Lap-Band® is an adjustable gastric banding system used to facilitate gradual weight loss in morbidly obese patients. This laparoscopic obesity surgery involves the placement of a hollow doughnut-shaped tube around the upper part of the stomach, which is then filled with saline (salt water) to restrict the amount of food the stomach can hold. The name of the procedure signifies the laparoscopic techniques and gastric band used in this minimally invasive surgery.
The Lap-Band works in two ways: it reduces the size of the stomach to hold less food, and it limits the amount of food that can enter the stomach. This means you feel full faster, so you eat less and lose weight. This system is the only laparoscopic obesity surgery approved by the FDA and the only adjustable and reversible procedure for long-term weight loss available in the U.S. Lap-Banding is generally considered to be the safest, least invasive, and least traumatic of all weight loss surgeries.
Patients who undergo Lap-Band surgery typically lose about one to two pounds a week, and lose up to 50 percent of their excess weight within the first year of surgery. It is important to maintain a healthy life after surgery in order to maximize and fully enjoy the results of the procedure. This includes a diet that is low in fat and calories, as well as regular daily exercise.
Gastric Sleeve Surgery
Sleeve gastrectomy (gastric sleeve surgery) is a restrictive form of bariatric surgery that shrinks the stomach to approximately 15% of its original size. It is commonly performedon severely obese patients who are not healthy enough to undergo a successful gastric bypass, biliopancreatic diversion or similar weight loss surgery. The procedure enables rapid weight loss with fewer complications than the more conventional weight loss surgeries, but its effectiveness loses stride because there is no intestinal bypass.

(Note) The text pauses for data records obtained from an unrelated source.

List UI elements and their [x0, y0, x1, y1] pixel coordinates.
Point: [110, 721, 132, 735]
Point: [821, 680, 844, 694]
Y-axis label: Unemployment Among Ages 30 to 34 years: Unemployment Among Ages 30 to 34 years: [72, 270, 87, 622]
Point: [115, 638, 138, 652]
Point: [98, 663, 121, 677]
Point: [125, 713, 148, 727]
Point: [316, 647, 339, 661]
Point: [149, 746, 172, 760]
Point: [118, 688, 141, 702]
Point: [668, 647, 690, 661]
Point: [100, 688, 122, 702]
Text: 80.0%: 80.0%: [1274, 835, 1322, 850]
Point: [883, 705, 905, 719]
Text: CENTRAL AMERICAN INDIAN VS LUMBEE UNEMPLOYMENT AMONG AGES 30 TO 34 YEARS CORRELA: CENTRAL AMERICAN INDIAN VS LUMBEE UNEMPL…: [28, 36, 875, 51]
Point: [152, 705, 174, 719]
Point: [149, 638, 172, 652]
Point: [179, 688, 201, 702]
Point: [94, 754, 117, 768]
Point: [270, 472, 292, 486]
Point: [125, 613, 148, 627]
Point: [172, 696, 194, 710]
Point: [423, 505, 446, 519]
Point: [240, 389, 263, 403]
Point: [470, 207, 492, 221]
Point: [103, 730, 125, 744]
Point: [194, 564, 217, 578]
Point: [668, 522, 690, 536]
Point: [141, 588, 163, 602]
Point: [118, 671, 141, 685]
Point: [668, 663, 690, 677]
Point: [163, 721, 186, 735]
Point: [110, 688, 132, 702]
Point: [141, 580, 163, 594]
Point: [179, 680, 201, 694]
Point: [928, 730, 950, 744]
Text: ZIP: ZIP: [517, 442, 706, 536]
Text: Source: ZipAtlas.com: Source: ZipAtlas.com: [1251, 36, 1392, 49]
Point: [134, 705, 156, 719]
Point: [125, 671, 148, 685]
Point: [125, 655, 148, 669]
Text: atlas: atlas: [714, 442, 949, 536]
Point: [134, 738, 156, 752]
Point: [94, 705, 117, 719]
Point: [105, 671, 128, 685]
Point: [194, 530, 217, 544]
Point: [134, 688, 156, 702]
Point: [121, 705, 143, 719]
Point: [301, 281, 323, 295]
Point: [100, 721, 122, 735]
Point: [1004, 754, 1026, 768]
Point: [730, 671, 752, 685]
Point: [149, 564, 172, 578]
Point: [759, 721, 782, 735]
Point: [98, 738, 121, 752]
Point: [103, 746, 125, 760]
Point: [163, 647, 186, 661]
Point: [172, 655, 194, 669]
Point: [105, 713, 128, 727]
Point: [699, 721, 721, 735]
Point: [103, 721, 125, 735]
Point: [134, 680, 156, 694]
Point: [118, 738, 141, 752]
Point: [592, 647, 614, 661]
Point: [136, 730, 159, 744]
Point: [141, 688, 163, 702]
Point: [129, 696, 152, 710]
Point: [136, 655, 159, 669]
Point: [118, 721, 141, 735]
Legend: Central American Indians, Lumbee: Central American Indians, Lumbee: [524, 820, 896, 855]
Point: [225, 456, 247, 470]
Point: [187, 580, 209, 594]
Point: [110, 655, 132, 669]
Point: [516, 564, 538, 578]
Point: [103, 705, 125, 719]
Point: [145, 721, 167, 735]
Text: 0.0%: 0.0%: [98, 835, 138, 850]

Sleeve gastrectomy is currently under evaluation for lower weight patients as an alternative to the Lap Band® weight loss procedure. This is because the procedure does not require insertion of any foreign object into the body for permanent restriction, nor is it vulnerable to the unique issues the band presents. For example, the band can slip or be wrongly positioned by an inexperienced surgeon while the sleeve is at once cut and sealed, unable to inadvertently "fix" itself.
The actual sleeve gastrectomy procedure is quite simple. The surgeon's tools enter through a small incision and staple the stomach down into a long tube which is of a greatly reduced volume. Once the "sleeve" is examined to ensure quality and no leakage or bleeding, the excess stomach tissue is then excised. This direct removal has a secondary bariatric effect of reducing the secretion of the hormone Ghrelin, responsible for inducing hunger. One of the few parts of the body to produce and secrete Ghrelin is the stomach lining, most of which is removed in surgery.
A distinct advantage of sleeve gastrectomy is that it is a solely restrictive procedure; it does not include any rerouting or manipulation of the intestines whatsoever. This completely eliminates absorptive complications such as vitamin and nutrient deficiencies related to the "skipping" of the duodenum. Most bariatric patients must take a multivitamin the rest of their lives due to this issue, but sleeve gastrectomy is free of this hindrance. Marginal ulcers that typically plague bypasses at the jejunal junction are also avoided. The reattachment of the pylorus to the jejunum of the small intestine is fraught with complications even if surgery and healing go well.